Deepal Patel comes up with an interesting experiment as she paints her first work as a hybrid of Madhubani and Warli styles while her other work, a depiction of Kachchhi people shines in bright textured finish of white, green and other hues. Pinal Panchal paints and portrays Goddesses Durga and Laxmi complete with hymns describing their powerful prowess and potential. Pragati Desai adds to this religious pantheon of mystic, romantic and mesmerizing women by painting what’s the tender feet of Kanupriya Radha, whereupon bows the flute and lies the twig of the peacock feather that otherwise adorns Krishna’s head. Kalpana Dave adds to the devotional segment of the show with both her works on Shri Ganesha.
Pragnesha Jadav’s works are a tad different and rooted in contemporary sensibilities to portray the substantial progress made by modern women in all possible urban domains. Her detailing of the work to capture this strain is awesome and she crowns the work with a figure of Mother India. The other work by Jadav is supplemental as it dwells on what the women in rural hinterland have been accomplishing to make themselves atma-nirbhar economically through all kinds of activities allied to agriculture well before the mission was officialized in the wake of the economic hit and the ongoing revival.
Trupti Raval who generally delves in mysticism and her kundalini-chakra themes, contributes a different flavor this time by showing two micro-miniature works, one of which draws on the battle-field valour while the other is a work done in obeisance to Bhagwan Mahavir. Back from a group show in Khajuraho, Priya Pariyani’s two works here are fresh too with a dateline of 2021 but nevertheless conforming to her well-known signature style. Vaishali Bhavsar depicts more of the soulful enchantment of sculptures from Rani ki Vav in Patan area of Gujarat.

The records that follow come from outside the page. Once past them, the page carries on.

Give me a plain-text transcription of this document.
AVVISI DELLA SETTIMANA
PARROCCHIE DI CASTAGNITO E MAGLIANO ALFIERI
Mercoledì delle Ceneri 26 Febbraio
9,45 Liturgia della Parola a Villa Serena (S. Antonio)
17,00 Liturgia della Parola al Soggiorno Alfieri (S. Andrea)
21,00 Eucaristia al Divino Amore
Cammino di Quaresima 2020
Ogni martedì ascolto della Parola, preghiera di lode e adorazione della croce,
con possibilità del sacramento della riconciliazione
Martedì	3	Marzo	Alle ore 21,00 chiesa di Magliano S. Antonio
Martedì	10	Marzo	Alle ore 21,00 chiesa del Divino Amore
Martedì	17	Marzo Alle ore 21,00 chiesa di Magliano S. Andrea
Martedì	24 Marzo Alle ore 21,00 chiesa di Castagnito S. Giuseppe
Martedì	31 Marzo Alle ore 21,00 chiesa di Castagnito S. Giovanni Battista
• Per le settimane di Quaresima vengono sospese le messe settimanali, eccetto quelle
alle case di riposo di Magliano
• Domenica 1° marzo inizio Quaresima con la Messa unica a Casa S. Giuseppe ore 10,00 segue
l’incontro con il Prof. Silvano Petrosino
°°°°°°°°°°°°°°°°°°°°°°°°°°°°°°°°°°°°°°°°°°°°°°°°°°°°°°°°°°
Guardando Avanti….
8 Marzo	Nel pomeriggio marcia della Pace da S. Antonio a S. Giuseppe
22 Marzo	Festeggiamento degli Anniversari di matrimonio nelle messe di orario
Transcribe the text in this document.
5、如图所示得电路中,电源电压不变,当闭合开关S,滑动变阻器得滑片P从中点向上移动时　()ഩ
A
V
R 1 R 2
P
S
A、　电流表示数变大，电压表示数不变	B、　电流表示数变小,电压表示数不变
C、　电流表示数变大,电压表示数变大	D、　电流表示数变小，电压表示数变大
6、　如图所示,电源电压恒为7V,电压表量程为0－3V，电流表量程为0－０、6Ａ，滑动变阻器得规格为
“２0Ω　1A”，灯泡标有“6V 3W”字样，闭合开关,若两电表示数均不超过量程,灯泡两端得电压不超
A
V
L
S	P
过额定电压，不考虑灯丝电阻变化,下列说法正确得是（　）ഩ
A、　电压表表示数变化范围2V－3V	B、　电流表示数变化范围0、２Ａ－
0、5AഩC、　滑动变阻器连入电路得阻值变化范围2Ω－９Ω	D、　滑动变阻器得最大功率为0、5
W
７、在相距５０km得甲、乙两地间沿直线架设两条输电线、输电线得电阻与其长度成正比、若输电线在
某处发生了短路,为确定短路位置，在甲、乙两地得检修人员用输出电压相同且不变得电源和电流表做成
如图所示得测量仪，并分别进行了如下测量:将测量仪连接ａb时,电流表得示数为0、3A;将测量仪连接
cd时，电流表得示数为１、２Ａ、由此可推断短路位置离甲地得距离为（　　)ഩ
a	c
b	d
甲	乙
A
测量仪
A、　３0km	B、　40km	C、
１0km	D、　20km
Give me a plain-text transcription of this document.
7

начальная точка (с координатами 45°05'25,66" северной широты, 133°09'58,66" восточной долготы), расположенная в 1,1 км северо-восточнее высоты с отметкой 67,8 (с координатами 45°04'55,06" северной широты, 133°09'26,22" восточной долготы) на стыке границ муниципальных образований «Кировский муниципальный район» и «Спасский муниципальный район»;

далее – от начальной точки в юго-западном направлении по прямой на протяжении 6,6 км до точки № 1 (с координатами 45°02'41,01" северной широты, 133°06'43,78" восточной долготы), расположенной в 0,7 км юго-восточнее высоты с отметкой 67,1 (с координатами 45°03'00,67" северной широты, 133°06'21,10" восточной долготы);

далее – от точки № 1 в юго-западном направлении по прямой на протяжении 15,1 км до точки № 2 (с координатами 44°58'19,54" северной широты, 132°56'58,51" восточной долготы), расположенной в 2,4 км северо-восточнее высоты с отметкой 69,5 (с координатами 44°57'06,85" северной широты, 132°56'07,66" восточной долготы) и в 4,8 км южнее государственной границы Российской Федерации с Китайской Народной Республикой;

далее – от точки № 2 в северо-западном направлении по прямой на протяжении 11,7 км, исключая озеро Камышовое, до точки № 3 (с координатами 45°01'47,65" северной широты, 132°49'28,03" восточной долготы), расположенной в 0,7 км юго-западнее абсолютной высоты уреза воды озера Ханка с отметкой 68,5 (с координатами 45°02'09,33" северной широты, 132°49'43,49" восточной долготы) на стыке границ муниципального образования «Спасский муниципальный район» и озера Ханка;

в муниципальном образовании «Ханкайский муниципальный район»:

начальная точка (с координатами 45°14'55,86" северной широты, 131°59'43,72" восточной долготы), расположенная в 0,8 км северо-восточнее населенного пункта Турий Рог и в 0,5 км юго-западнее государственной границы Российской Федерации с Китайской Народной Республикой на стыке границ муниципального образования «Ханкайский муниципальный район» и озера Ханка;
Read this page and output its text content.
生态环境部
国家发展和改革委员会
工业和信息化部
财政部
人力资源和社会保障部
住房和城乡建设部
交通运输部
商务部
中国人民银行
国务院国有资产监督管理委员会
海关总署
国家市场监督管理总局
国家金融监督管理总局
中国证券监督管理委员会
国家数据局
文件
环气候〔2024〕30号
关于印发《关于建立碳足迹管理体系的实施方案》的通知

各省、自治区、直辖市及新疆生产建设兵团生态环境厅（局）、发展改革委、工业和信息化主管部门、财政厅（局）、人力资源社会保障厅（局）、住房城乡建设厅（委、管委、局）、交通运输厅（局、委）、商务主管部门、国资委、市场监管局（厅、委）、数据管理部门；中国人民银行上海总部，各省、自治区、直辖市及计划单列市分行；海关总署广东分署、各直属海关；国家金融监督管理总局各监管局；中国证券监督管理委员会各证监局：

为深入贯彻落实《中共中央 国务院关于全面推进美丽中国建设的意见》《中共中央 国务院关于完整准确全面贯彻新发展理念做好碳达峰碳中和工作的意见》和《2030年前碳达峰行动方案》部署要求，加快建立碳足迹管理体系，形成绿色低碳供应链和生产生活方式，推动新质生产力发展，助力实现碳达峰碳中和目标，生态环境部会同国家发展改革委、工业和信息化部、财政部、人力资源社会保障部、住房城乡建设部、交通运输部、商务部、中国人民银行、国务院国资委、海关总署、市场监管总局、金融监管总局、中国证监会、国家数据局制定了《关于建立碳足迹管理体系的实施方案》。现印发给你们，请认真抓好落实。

The display at the show begins with an elegant depiction of women music players strumming their classical instruments as their devotional offering to Gods by Hansa Patel, the co-convener of the Gujarat Visual Women Artists’ Association. The other co-convener of the group as also of the show Nayana Mewada has dwelt on the built heritage of the city as she chooses to portray the Teen Darwaja and another big gate from the old remnants of the walled city, thereby joining a much-pursued and much popular subject for painters of the city that never fails to amuse the viewers steeped in these sights.
Every show by GVWA tells all their artists – most of them self-taught – invariably put their best foot forward and serve us a reminder that pursuing a hobby is never difficult if you have the determined will to overcome the preoccupying obligations to your homes and hearths. This is evidenced as we also see at the show the elegant portraits and aesthetically done figurative works by Archana Patel, Beenu Rao, Jyotsana Patel, Rama Patel; attempts in abstraction by Jigna Suthar and Kinjal Odedra; and works in the class of flora, fauna and still life by Prama Mankodi and Priya Joshi.
The show is on till March 14 between the usual hours, which are 4 pm to 8 pm.